Si les patients traversent plus encore les frontières, les données restent encore cantonnées dans les juridictions nationales. Un médecin luxembourgeois aura donc des difficultés à se connecter au DMP (Dossier Médical Personnel), équivalent français du DSP. Comme un quart des travailleurs frontaliers européens est concentré dans la Grande Région, toutes les problématiques de gestion quotidienne du modèle européen sur les échanges de données à caractère médical sont représentées ici: nous sommes un magnifique laboratoire sur ces échanges!
Je pense tout particulièrement à la mise en place d’un système communicationnel transfrontalier plus performant entre les acteurs régionaux allemands, belges, français et luxembourgeois. Un grand projet européen de santé qui essaierait d’englober toute l’Europe n’a que peu de sens: il faut prendre la réalité locale, territoriale et l’étendre ensuite à l’Europe. C’est en revenant à une organisation au plus près des problématiques de la population que le Luxembourg et la Grande Région peuvent être un véritable laboratoire de solutions de taille européenne.
Quelles retombées économiques peut-on attendre à long terme?

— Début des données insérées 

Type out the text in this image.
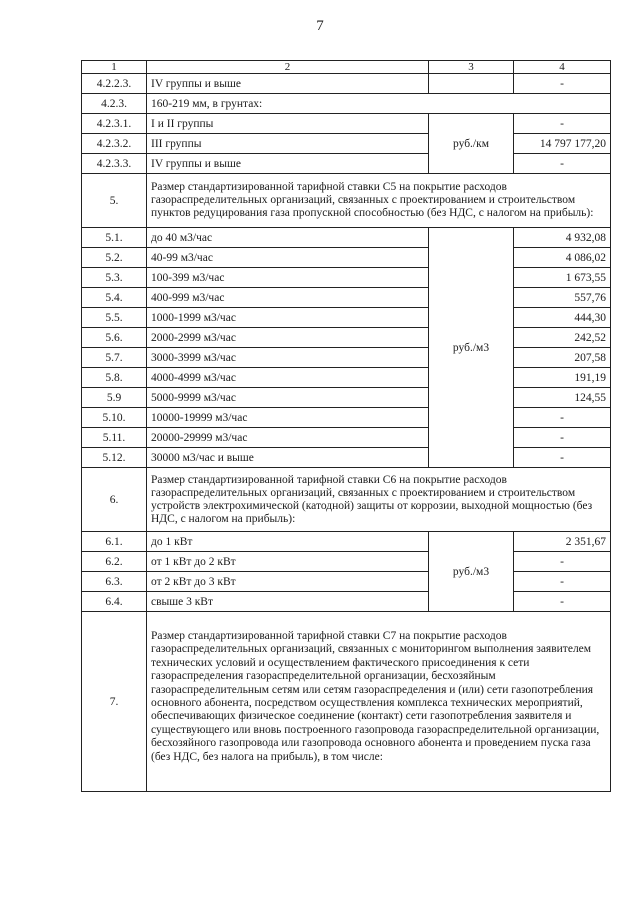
7
1	2	3	4
4.2.2.3.	IV группы и выше		-
4.2.3.	160-219 мм, в грунтах:		
4.2.3.1.	I и II группы	руб./км	-
4.2.3.2.	III группы		14 797 177,20
4.2.3.3.	IV группы и выше		-
5.	Размер стандартизированной тарифной ставки С5 на покрытие расходов газораспределительных организаций, связанных с проектированием и строительством пунктов редуцирования газа пропускной способностью (без НДС, с налогом на прибыль):		
5.1.	до 40 м3/час	руб./м3	4 932,08
5.2.	40-99 м3/час		4 086,02
5.3.	100-399 м3/час		1 673,55
5.4.	400-999 м3/час		557,76
5.5.	1000-1999 м3/час		444,30
5.6.	2000-2999 м3/час		242,52
5.7.	3000-3999 м3/час		207,58
5.8.	4000-4999 м3/час		191,19
5.9	5000-9999 м3/час		124,55
5.10.	10000-19999 м3/час		-
5.11.	20000-29999 м3/час		-
5.12.	30000 м3/час и выше		-
6.	Размер стандартизированной тарифной ставки С6 на покрытие расходов газораспределительных организаций, связанных с проектированием и строительством устройств электрохимической (катодной) защиты от коррозии, выходной мощностью (без НДС, с налогом на прибыль):		
6.1.	до 1 кВт	руб./м3	2 351,67
6.2.	от 1 кВт до 2 кВт		-
6.3.	от 2 кВт до 3 кВт		-
6.4.	свыше 3 кВт		-
7.	Размер стандартизированной тарифной ставки С7 на покрытие расходов газораспределительных организаций, связанных с мониторингом выполнения заявителем технических условий и осуществлением фактического присоединения к сети газораспределения газораспределительной организации, бесхозяйным газораспределительным сетям или сетям газораспределения и (или) сети газопотребления основного абонента, посредством осуществления комплекса технических мероприятий, обеспечивающих физическое соединение (контакт) сети газопотребления заявителя и существующего или вновь построенного газопровода газораспределительной организации, бесхозяйного газопровода или газопровода основного абонента и проведением пуска газа (без НДС, без налога на прибыль), в том числе:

Le secteur hospitalier luxembourgeois est fort d’un équipement de pointe et d’un personnel médical et soignant de grande qualité. Sa renommée grandissante pourrait attirer des laboratoires pharmaceutiques ou des startups innovantes dans les techniques médicales par exemple.
Les conseillers qui forment Arendt Business Advisory ont beaucoup travaillé sur la plateforme du DSP, sur certains DPI hospitaliers et pour des acteurs de la recherche. D’autre part, Arendt couvre le volet réglementaire des domaines de la santé et de sécurité sociale. En ajoutant nos expertises en stratégie et en organisation, nous sommes le partenaire idéal pour les acteurs du terrain dans leur transformation.
Le Meilleur des mondes ou Brave New World, roman d’anticipation dystopique, Aldous Huxley, 1932.